用聚合酶链反应从AGPR-H1全长cDNA克隆中获得了编码AGPR-H1胞内外结构域的部分cDNA片段。利用这些cDNA片段，在大肠杆菌中表达了胞外和胞内结构域的重组AGPR蛋白。纯化重组蛋白，用酶联免疫吸附试验（ELISA）检测自身免疫性肝炎（AIH）患者血清中的AGPR抗体。用AGPR蛋白的胞外区进行ELISA检测，AIH患者对AGPR抗体的敏感性相似，而AIH和慢性丙型肝炎患者对AGPR抗体的反应性较低。应用免疫沉淀法，使用生物素化的重组AGPR蛋白作为抗原和蛋白G-琼脂糖作为载体。在ELISA中显示高GD值的AIH血清显示与细胞外AGPR蛋白的强免疫沉淀，并且没有表达AGPR蛋白。 ...更多信息 与蛋白质的胞内结构域显著沉淀。在ELISA和免疫沉淀中仅检测到弱阳性信号，表明AIH中与AGPR抗体反应的表位可能在SDS丙烯酰胺凝胶电泳中被降解。ELISA和免疫沉淀结果表明，与AIH抗体反应的主要抗原表位可能位于AGPR蛋白的胞外区。这一发现支持抗AGPR抗体可能在AIH中起致病作用。肝细胞损伤可通过抗体依赖性细胞介导的细胞毒作用产生。用重组AGPR抗原进行的淋巴细胞刺激试验显示，几例AIH患者外周血单个核细胞中的淋巴细胞有明显的增殖反应。
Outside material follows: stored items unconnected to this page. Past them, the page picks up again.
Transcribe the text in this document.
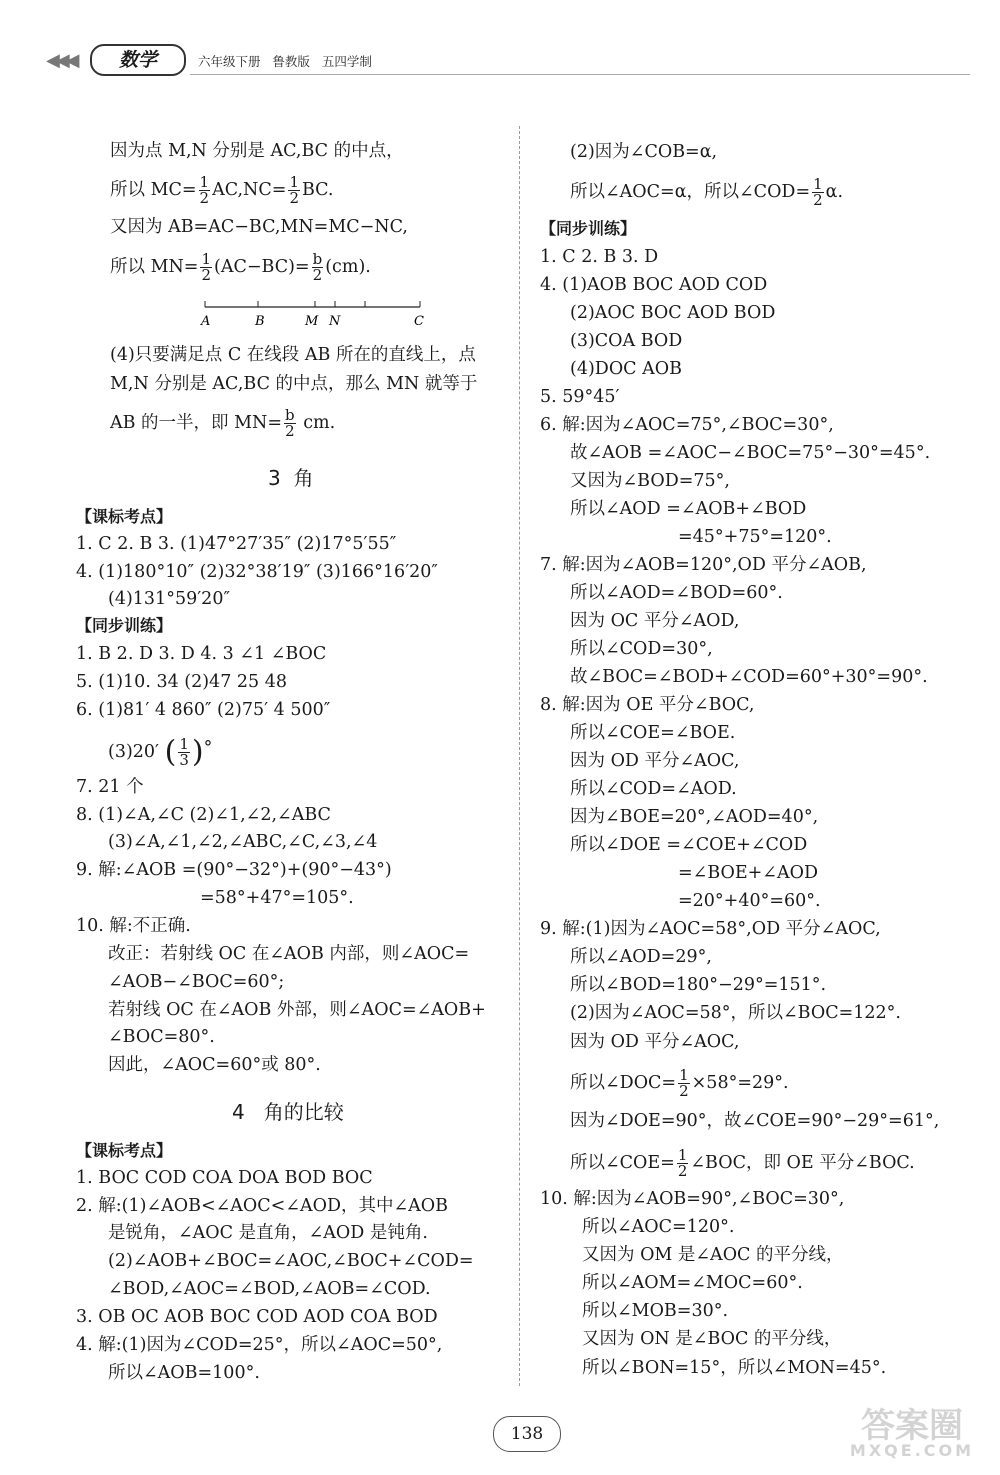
◀◀◀	数学	六年级下册   鲁教版   五四学制
因为点 M,N 分别是 AC,BC 的中点，
所以 $MC= \frac{1}{2} AC,NC= \frac{1}{2}$ BC.
又因为 AB=AC−BC,MN=MC−NC,
所以 $MN= \frac{1}{2} (AC-BC)= \frac{b}{2} (cm)$.
A	B	M N	C
(4)只要满足点 C 在线段 AB 所在的直线上，点
M,N 分别是 AC,BC 的中点，那么 MN 就等于
AB 的一半，即 $MN= \frac{b}{2}$ cm.
3  角
【课标考点】
1. C 2. B 3. (1)47°27′35″ (2)17°5′55″
4. (1)180°10″ (2)32°38′19″ (3)166°16′20″
(4)131°59′20″
【同步训练】
1. B 2. D 3. D 4. 3 ∠1 ∠BOC
5. (1)10. 34 (2)47 25 48
6. (1)81′ 4 860″ (2)75′ 4 500″
(3)20′ ( $\frac{1}{3}$ )°
7. 21 个
8. (1)∠A,∠C (2)∠1,∠2,∠ABC
(3)∠A,∠1,∠2,∠ABC,∠C,∠3,∠4
9. 解:∠AOB =(90°−32°)+(90°−43°)
=58°+47°=105°.
10. 解:不正确.
改正：若射线 OC 在∠AOB 内部，则∠AOC=
∠AOB−∠BOC=60°;
若射线 OC 在∠AOB 外部，则∠AOC=∠AOB+
∠BOC=80°.
因此，∠AOC=60°或 80°.
4   角的比较
【课标考点】
1. BOC COD COA DOA BOD BOC
2. 解:(1)∠AOB<∠AOC<∠AOD，其中∠AOB
是锐角，∠AOC 是直角，∠AOD 是钝角.
(2)∠AOB+∠BOC=∠AOC,∠BOC+∠COD=
∠BOD,∠AOC=∠BOD,∠AOB=∠COD.
3. OB OC AOB BOC COD AOD COA BOD
4. 解:(1)因为∠COD=25°，所以∠AOC=50°,
所以∠AOB=100°.
(2)因为∠COB=α,
所以∠AOC=α，所以∠COD= $\frac{1}{2} \alpha$.
【同步训练】
1. C 2. B 3. D
4. (1)AOB BOC AOD COD
(2)AOC BOC AOD BOD
(3)COA BOD
(4)DOC AOB
5. 59°45′
6. 解:因为∠AOC=75°,∠BOC=30°,
故∠AOB =∠AOC−∠BOC=75°−30°=45°.
又因为∠BOD=75°,
所以∠AOD =∠AOB+∠BOD
=45°+75°=120°.
7. 解:因为∠AOB=120°,OD 平分∠AOB,
所以∠AOD=∠BOD=60°.
因为 OC 平分∠AOD,
所以∠COD=30°,
故∠BOC=∠BOD+∠COD=60°+30°=90°.
8. 解:因为 OE 平分∠BOC,
所以∠COE=∠BOE.
因为 OD 平分∠AOC,
所以∠COD=∠AOD.
因为∠BOE=20°,∠AOD=40°,
所以∠DOE =∠COE+∠COD
=∠BOE+∠AOD
=20°+40°=60°.
9. 解:(1)因为∠AOC=58°,OD 平分∠AOC,
所以∠AOD=29°,
所以∠BOD=180°−29°=151°.
(2)因为∠AOC=58°，所以∠BOC=122°.
因为 OD 平分∠AOC,
所以∠DOC= $\frac{1}{2} \times 58^\circ=29^\circ$.
因为∠DOE=90°，故∠COE=90°−29°=61°,
所以∠COE= $\frac{1}{2}$ ∠BOC，即 OE 平分∠BOC.
10. 解:因为∠AOB=90°,∠BOC=30°,
所以∠AOC=120°.
又因为 OM 是∠AOC 的平分线，
所以∠AOM=∠MOC=60°.
所以∠MOB=30°.
又因为 ON 是∠BOC 的平分线，
所以∠BON=15°，所以∠MON=45°.
138	答案圈
MXQE.COM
进一步鉴定AGPR抗原上的B和T细胞表位对于阐明AIH中对AGPR的自身免疫应答的病理学意义是必要的。少

项目成果

Imai,H.: "Autoimmune Liver Diseases,Second Edition" Elsevier Science, (1998)
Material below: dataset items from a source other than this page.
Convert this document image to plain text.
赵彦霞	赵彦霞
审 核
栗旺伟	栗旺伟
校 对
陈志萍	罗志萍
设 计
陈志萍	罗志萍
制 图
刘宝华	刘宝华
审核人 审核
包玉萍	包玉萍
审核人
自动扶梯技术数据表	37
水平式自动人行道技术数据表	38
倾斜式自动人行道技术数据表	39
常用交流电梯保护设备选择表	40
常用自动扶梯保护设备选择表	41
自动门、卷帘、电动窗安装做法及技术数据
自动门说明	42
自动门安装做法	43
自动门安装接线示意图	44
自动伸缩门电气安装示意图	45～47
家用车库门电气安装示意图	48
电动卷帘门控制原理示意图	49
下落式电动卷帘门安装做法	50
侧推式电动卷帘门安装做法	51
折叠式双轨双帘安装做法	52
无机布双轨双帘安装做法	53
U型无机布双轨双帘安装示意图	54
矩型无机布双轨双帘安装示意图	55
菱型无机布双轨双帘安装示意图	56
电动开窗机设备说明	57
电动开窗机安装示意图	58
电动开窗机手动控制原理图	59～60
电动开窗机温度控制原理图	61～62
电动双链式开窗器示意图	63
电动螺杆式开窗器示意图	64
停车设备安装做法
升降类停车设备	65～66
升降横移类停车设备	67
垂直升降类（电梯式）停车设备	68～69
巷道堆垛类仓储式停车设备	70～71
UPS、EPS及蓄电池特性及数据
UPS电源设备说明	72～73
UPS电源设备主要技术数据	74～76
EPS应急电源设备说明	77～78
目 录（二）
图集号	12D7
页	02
Imai,H.：“自身免疫性肝病，第二版”Elsevier Science，（1998）

今井 明彦: "肝臓病学の最前線" 中外医学社, 409 (1997)

今井明彦：《肝病前沿》《中外医学社》，409（1997）

今井明彦: "肝臓病学の最前線" 中外医学社, 409 (1997)

今井明彦：《肝病前沿》《中外医学社》，409（1997）

Imai, H.: "autoimmunl Lived Dreascs, Second Edition" Elsevied Sciennce, (1998)

Imai, H.：“autoimmunl Lived Drascs，第二版”Elsevied Science，（1998）

今井 明彦: "自己免疫性肝炎と高γグロブリン血症を伴うC型慢性肝炎との対比-自己抗体のスぺクトラムを中心に-" 肝臓. 38・3. 180-182 (1997)

今井明彦：“自身免疫性肝炎和伴有高丙种球蛋白血症的慢性丙型肝炎的比较 - 关注自身抗体谱 -” 肝脏 180-182 (1997)。